Charles Ellicott Commentary


Charles Ellicott Commentary
"And I looked, and, behold, a stormy wind came out of the north, a great cloud, with a fire infolding itself, and a brightness round about it, and out of the midst thereof as it were glowing metal, out of the midst of the fire." — Ezekiel 1:4 (ASV)
A whirlwind came out of the north. —The north is seen as the direction from which the vision proceeded, not because the Babylonians conceived that the seat of Divine power was there (Isaiah 14:13–14), but because it was common for the prophets to represent the Divine judgments upon Judea as coming from the north (Jeremiah 4:6; Jeremiah 6:1). It was from that direction that the Assyrian and the Chaldean conquerors were accustomed to descend upon the Holy Land. The vision is actually seen in Chaldea, but it refers to Jerusalem and is described as if viewed from that standpoint.
A great cloud. —As in the Divine manifestation on Sinai (Exodus 19:9–16). The cloud serves both as the foundation for all the other details of the manifestation—a place where, and by means of which, everything is situated—and also as a hiding-place of the Divine majesty. This ensures that all that the human eye can bear may be seen, while what it cannot bear may still be known to be there, shrouded in the cloud. The transposition of a single letter from the end of one word in the Hebrew to the beginning of the next will change the reading to “a whirlwind out of the north brought on a great cloud.”
A fire infolding itself. —More literally translated in the margin, catching itself. The idea conveyed is that of flames round and round the cloud, the flashes following one another so rapidly that each seemed to catch the one before it; there were tongues of flame, each one reaching to another. The same word occurs in Exodus 9:24, in connection with “fire,” and is there translated mingled. The vision so far seems modeled on the natural appearance of a terrific thunderstorm seen at a distance, in which the great black cloud appears illuminated by the unceasing and coalescing flashes of lightning. So, with all its impressive darkness, there was a brightness about it.
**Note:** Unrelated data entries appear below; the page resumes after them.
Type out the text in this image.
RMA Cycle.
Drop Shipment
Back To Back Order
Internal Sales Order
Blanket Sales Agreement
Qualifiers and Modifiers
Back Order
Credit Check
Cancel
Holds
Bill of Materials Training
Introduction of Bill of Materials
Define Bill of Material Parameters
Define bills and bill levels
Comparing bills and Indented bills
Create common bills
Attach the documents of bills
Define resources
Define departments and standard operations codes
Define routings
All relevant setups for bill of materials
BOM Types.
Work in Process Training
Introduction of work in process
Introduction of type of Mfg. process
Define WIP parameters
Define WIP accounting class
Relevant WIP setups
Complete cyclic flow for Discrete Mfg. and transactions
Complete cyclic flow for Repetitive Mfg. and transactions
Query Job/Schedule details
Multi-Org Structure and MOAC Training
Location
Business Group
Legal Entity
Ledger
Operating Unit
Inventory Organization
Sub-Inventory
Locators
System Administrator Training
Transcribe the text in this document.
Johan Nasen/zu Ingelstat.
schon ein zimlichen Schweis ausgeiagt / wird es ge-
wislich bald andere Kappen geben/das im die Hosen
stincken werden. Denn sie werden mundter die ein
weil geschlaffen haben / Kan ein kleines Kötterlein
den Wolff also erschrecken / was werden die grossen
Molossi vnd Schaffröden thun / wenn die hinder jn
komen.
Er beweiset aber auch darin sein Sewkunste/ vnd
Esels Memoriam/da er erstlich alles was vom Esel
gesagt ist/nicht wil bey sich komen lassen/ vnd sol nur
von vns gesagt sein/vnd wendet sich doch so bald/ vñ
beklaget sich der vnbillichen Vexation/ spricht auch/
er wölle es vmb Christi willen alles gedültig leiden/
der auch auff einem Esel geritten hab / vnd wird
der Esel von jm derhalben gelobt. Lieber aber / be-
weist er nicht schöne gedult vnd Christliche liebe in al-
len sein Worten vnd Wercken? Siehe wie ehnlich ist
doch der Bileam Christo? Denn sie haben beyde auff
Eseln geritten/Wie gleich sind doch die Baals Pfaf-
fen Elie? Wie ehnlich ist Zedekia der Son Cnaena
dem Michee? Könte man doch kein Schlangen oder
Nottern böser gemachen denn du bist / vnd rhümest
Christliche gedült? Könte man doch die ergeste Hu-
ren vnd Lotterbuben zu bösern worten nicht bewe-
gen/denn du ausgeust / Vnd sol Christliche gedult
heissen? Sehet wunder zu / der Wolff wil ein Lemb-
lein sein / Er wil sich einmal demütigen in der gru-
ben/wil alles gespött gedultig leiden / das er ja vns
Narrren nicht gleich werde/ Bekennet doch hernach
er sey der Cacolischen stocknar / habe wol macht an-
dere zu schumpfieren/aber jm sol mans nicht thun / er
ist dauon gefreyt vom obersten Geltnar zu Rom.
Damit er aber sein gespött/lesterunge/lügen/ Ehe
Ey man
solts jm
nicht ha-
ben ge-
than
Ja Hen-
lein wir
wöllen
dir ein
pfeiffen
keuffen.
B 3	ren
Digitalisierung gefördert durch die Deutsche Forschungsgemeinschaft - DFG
As the colour of amber. —Color is, literally, eye. The word translated “amber” (chasmal) occurs only in this book (here, and Ezekiel 1:27 and Ezekiel 8:2), and is now generally recognized as meaning some form of bright metal, either glowing in its molten state, or as the fine brass of Ezekiel 1:7 and Revelation 1:15, burnished and glowing in the light of the “infolding flame.” Therefore, there is now added to the first appearance of the natural phenomenon, a glowing eye or center to the cloud, shining out even from the middle of the fire.